The discovery of this new species is just timely, given that the university's Department of Biology is celebrating its 50th anniversary this year. Ronald Cruz, the Department's Undergraduate Student Coordinator, announces: "A Grand Alumni Homecoming and anniversary party will be held in November this year. The Department has produced over 1000 graduates during the last half century, many of them assuming prime positions in academic research, NGOs, private business, and especially medicine. The Ateneo Department of Biology currently offers Life Science and Biology programs for undergraduates."

Recently, the Atenean Biologists have strengthened their profile in taxonomy and biodiversity research. Several new species of arthropods were discovered from the country and beyond by faculty members of the Department.



The new "Ateneo Long-palped Water Beetle" (Hydraena ateneo) was discovered during a field training in November 2012 when Life Science students and a faculty member of the Department of Biology sampled small creeks, ponds, and pools in wooded areas within their sprawling university campus. The group found seven species of water beetles, of which one was a new record for the entire island of Luzon and another was the new species.

Arielle Vidal, at the time of the training a student enrolled in the Department's B.S. Life Sciences program, says: "I was so amazed that there are new species even in the Ateneo Campus in the middle of Manila. Then I was sure that I wanted to write my thesis on a taxonomic topic." Kimberly Go, her thesis partner, adds: "Then we pushed through and investigated a remote river catchment in Mindoro. We found several new species of the same genus there, too."

Their thesis adviser, Dr. Hendrik Freitag, explains: "The Long-palped Water Beetles (genusHydraena) are in fact one of the most overlooked and diverse genera of aquatic beetles. Based on documents of the Ateneo Archives, the area in Quezon City was grasslands before the Ateneo campus has moved into these premises in 1952. Such conditions were unsuitable for species that are found recently. After the Jesuit community has facilitated the re-establishment of a tree cover in the last 50 years, and the small creeks began to flow again, those aquatic species must have re-colonized the area. However, the fact that we found the new species first here in the campus does not mean it is restricted to this area."



Clister Pangantihon and Dr. Ronald Lagat, both facilitators of the "Philippine Aquatic Biodiversity Workshop" held at the Ateneo earlier this year confirm: "We found Hydraena ateneo also in the neighboring Province of Cavite during our workshop."

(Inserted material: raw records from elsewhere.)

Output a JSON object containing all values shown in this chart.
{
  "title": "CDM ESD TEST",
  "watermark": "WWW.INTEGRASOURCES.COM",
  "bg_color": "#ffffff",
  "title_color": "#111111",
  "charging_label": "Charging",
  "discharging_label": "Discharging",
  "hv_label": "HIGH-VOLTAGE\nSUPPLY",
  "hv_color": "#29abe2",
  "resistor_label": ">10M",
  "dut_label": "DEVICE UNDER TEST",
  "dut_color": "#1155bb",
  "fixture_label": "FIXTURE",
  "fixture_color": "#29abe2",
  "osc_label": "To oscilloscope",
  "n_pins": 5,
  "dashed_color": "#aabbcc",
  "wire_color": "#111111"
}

The study has shown that small patches of semi-natural habitats amidst the densely populated and highly urbanized capital region can accommodate an astonishing assemblage of species. This will hopefully be an inducement to protect and extend such islands of urban biodiversity in the cities.

Nevertheless, this should not lead to the illusion that the ongoing dramatic loss of biodiversity in the Philippines can be reversed. A large proportion of endemic organisms are closely associated with primary forests. Therefore, it should be an ultimate priority for nature conservation to protect the last remaining rainforests in the country. The Ateneo Department of Biology will continue its efforts in biodiversity and conservation research to support communities, government authorities and NGOs in this challenging endeavour.

The international scientific journal Zookeys has published the paper about the unusual discovery in its latest issue [329: 9–21 (2013)].